Thursday, October 11, 2012

The Thousand-Foot Mouse

This is a story I wrote when I was a kid. Spelling and grammar have been left intact for posterity.

Nightmare
Once I told a ghost story. This was what it was. Their was this kid who was good at telling ghost stories. Once he told a ghost story so scary that it came true. There was a giant mouse and he wanted to get bigger! So he started to eat a lot of people and bugs. When he got bigger, he was about 1000 feet long! (Thats big for a mouse)! He started to attack other houses and buildings and lots of stores and stuff. They called the army, the navy, the mareins, and the US airforce base, but they could not kill it! But one time they took a m-x missle and hit the mouse. it got hurt rellaey bad then it fell down dead. The end.

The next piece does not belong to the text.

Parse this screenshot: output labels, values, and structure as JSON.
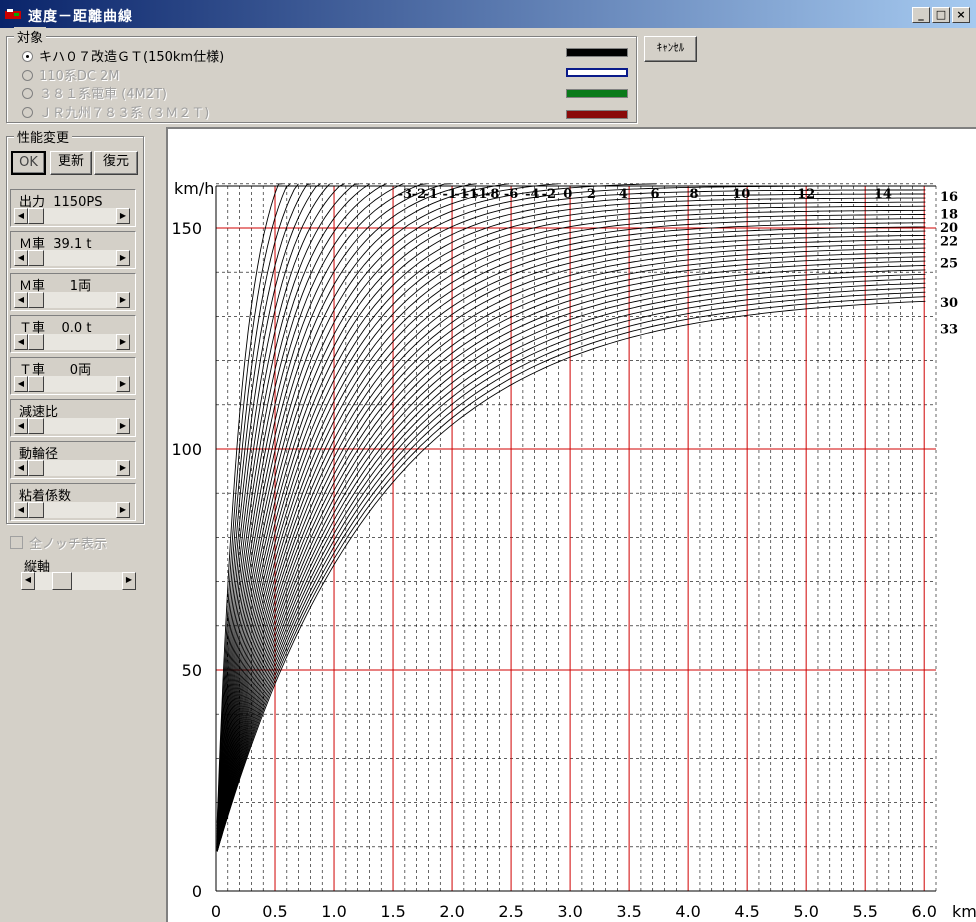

Note the story-within-a-story-within-a-story structure. Pretty sophisticated for elementary school. I had probably forgotten the two framing stories by the time the mouse fell down dead.

Saturday, October 6, 2012

Night Things and Completely Normal Activity

I'm sitting by myself in a hotel room late on a Saturday night in Baton Rouge. This is not particularly exciting.

What IS exciting is that my feature film Night Things is screening at the Fear Fete Horror Film Festival in Baton Rouge at 3pm on Sunday, October 7, 2012. That's 14 hours from now. You better get your butt down here.



You know what else is exciting? Season 2 of Completely Normal Activity, the web series I co-direct, began on Wednesday, October 3, 2012. That's -4 days ago. You better get your butt to our website and watch it now.





Thursday, February 9, 2012

That's a Lot of Cake!

I woke up early, so I hopped in the shower and headed down to Sel Marie to grab coffee and a breakfast pastry. About to pay for my small caffeine and gigantic scone, I spotted a cinnamon sour cream coffee cake, roughly three inches tall and ten inches in diameter. (That's a five-inch radius, kid.) I thought, "Hey, something for tomorrow," because it was too early to form complete sentences, and then requested from the barista a slice of the tasty-looking cake. A slice turned out to be one-quarter of the cake! (That's a five-inch slice length, kid.) That is more cake than I should eat first thing in the morning, and, no, putting coffee in front of the word cake does not make it healthier or more appropriate to eat, as though that breakfast-drink modifier transforms the ingredients of said cake into vitamins and fiber.

How much cake is it? Let's do the math. The area of a cake is pi*r^2, assuming a circular cake, which this was. The radius is five inches, kid, and 5^2 is 25. One slice was 1/4 of the cake, so we want to calculate (1/4)(25pi). That comes out to 19.6 square inches of coffee cake. I would calculate the volume but that might make the number bigger.


Now, let's retract for a moment the hasty assertion that coffee cake is just as unhealthy as cake eaten at other times of day. Assuming a Euclidean universe, the word coffee is about equal 0.65, so, going back to the area of our cake, we must perform this calculation: 0.65 * 18.7 square inches (I've eaten some since the last paragraph). This comes out to 12.155 square inches of cake. That's still a foot of cake, so let's get a refill on the coffee and do the calculation again. Now we get 7.9 square inches of cake, which is a hair below 8. The number 8 turned sideways is infinity, which exists only in theoretical terms, and so it follows that my amount of cake almost does not exist. This means that I hardly have any cake at all, which means that my breakfast is not unhealthy. It also means that the barista totally overcharged me.

Well, I guess I'll have to go back tomorrow and get what I was owed, plus a free slice for the inconvenience, a 50%-off coupon as a customer-retention bribe, and an extra slice for Saturday. And an extra slice for Saturday morning. And Saturday is my sister's birthday, so I'll get another slice with a birthday candle to remind me that it's her birthday and a whole cake with many candles for her birthday celebration.

Wait, my sister gets a whole cake?! I'd better get a few extras. And one for the road.